Ankara Üniversitesi Gazetecilik Kısmı Öğretim Vazifelisi Dr. Çağrı Kaderoğlu Bulut, dijital platformların medya içeriklerinden elde ettiği milyarlarca dolarlık çıkara rağmen gazetecilere rastgele bir gelir paylaşımında bulunmadığını belirterek, dijital telif yasasının hem gelir adaleti hem de söz özgürlüğü açısından kıymetli olduğunu söyledi. Kaderoğlu Bulut, şunları kaydetti:
“Dijitalleşmeyle birlikte basın ve söz özgürlüğüne dair tüm eserler dijital platformlara kaydı. Medya işçilerinin ürettiklerinden milyarlarca dolar
“DİJİTAL TELİF ÖDEMELERİ ZARURÎ OLMALI”
Hükümet ‘2025’te gündeme gelecek’ dedi lakin hala bir düzenleme yok. Şimdiye kadarki taslaklar medya işçileri lehine değildi. Daha çok kurumların ve siyasetçilerin çıkarını gözetiyordu ancak görünen o ki, önümüzdeki periyot bu bahis daha çok tartışılacak. Burada kıymetli olan medya işçilerinin hakkını gözeten, söz özgürlüğünü daraltmayan bir yasa hazırlamak. Dijital telif ödemeleri mecburî olmalı. Bu platformlar artık hayatımızın her alanına hakim. Lakin hiçbir kamusal ya da tüzel kontrole tabi değiller. Bu kadar yüksek kar elde edip hiçbir toplumsal sorumluluk taşımamaları kabul edilemez. Bu nedenle yasa, gelir adaletini ve tabir özgürlüğünü birlikte gözetmeli.

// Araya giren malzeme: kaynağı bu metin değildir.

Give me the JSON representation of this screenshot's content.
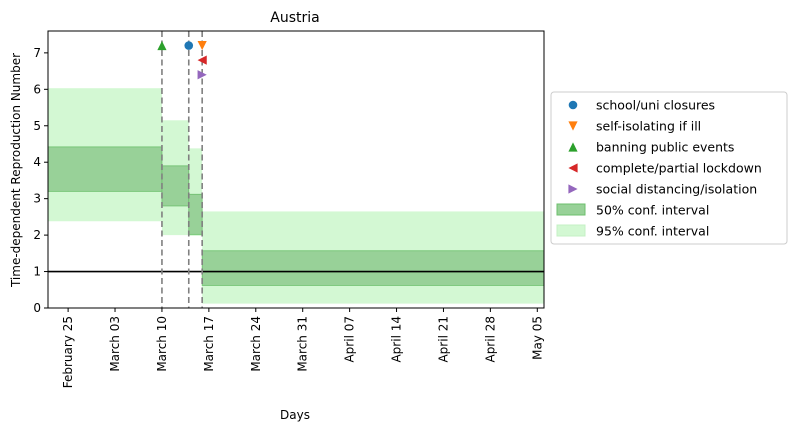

” BİRİNCİ GENİŞ KAPSAMLI ÇALIŞMA OLDU”
Deklarasyon, dijital telif konusunda yapılmış birinci geniş kapsamlı çalışma oldu. Bu kadar çok gazetecilik örgütü, hukukçu, akademisyen, STK ve yurttaşın katıldığı en gelişkin buluşmaydı. Süreci anlamak, problemleri tespit etmek ve tahlil yollarını görmek açısından çok pahalıydı. İkinci deklarasyon, dijital monopoller karşısında hem söz özgürlüğünü hem yurttaşlığı hem de gazetecilik eserlerini koruyacak bir çerçeve oluşturdu.”